How would you describe master chef Keiji Matoba?
Chef Keiji Matoba brings 21 years of experience as a professional chef with experience not only from his native Japan but also from widely known, contemporary restaurants internationally. Chef Matoba‘s passion for cooking first started after he graduated from high school, when he spent six months in New York studying English. His gastronomic encounters during his time in New York encouraged him to pursue his passion for cooking and spurred him on to his first role as a tempura chef in Osaka, where he spent the next seven years honing his skills in this technique. Over the following years, Chef Matoba spent time between Europe and Asia, working his way up from Sous Chef to Executive Chef in a number of highly acclaimed and Michelin starred restaurants.
Continuing his ambition to travel the world, Chef Matoba has a travelling role at Aman, where he spends time with the teams and in the kitchens of every Nama outpost, guiding them on the vision and ensuring that only the finest and freshest ingredients are used at all times, integral to Nama’s concept.
What will be the philosophy or approach to food underpinning Nama?
As with many of the cultural and creative influences for the Aman brand internationally, Japanese principles are reflected in the menu and the presentation of the cuisine at Nama. Meaning ‘raw’ in Japanese, Nama celebrates washoku with authentic, uncomplicated and elegant dishes which champion locally-sourced produce, allowing the intricate flavours of each ingredient to take centre stage.
The vision behind Nama has been driven by Aman’s Chairman, Vladislav Doronin, who’s passion for Japanese culture is reflected in the contemporary and elegant culinary concept. Together with Mr Doronin and Chef Keiji Matoba, we brought Nama to life over the course of twelve months.

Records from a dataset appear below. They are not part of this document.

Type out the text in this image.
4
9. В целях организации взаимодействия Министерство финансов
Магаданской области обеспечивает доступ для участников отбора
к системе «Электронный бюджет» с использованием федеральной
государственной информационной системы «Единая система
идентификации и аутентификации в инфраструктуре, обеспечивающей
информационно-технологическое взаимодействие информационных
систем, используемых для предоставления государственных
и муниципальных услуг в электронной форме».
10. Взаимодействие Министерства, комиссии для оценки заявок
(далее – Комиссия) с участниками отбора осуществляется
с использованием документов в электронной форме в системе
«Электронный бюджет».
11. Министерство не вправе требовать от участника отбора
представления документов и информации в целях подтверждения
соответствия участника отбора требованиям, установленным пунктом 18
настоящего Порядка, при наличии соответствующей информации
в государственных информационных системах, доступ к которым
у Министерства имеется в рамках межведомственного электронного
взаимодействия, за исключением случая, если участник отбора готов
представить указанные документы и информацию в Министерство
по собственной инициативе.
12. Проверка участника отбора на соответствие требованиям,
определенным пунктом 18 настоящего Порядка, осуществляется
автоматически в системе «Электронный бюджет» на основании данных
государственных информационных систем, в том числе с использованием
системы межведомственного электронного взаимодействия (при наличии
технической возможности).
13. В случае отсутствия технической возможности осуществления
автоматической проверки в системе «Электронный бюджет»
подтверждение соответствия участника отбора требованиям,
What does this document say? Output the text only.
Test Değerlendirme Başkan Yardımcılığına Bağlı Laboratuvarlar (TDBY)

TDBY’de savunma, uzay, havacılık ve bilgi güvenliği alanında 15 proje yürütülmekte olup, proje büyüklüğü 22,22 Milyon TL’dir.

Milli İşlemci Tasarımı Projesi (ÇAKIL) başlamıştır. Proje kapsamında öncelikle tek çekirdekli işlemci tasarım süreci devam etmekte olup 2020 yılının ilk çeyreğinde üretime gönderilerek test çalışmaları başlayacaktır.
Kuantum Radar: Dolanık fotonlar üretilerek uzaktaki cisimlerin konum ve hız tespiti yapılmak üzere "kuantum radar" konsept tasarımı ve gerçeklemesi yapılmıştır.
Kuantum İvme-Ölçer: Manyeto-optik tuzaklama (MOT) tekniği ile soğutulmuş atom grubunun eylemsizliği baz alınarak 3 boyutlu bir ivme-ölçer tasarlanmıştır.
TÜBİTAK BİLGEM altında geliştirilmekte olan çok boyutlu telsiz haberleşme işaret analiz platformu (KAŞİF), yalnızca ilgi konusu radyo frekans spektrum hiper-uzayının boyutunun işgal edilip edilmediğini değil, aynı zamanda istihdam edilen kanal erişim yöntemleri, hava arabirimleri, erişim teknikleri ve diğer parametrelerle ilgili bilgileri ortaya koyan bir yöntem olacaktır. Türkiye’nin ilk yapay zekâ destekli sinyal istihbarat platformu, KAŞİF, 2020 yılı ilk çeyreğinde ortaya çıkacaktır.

Where has Nama been rolled out, and why did you choose that particular location?
The first Nama outpost has launched in Amanpuri on the west coast of Phuket in Thailand. We felt it was befitting to inaugurate Nama at Amanpuri, Aman’s first destination, at a time when both the resort and the brand approach their 30th anniversary.
Looking ahead a few years years, what are your hopes and ambitions for Nama across the Aman portfolio?
Over the coming year, Nama destinations will include Amanpulo in the Philippines, Amanjena in Morocco and the soon to be launched Amanyangyun on the outskirts of Shanghai. The future outposts of Nama will have adapted menus to make use of the local, fresh and naturally sourced ingredients available at each of the Aman destinations. Nama represents the beginning of a new culinary chapter for Aman as the brand advances further into the world of gastronomy.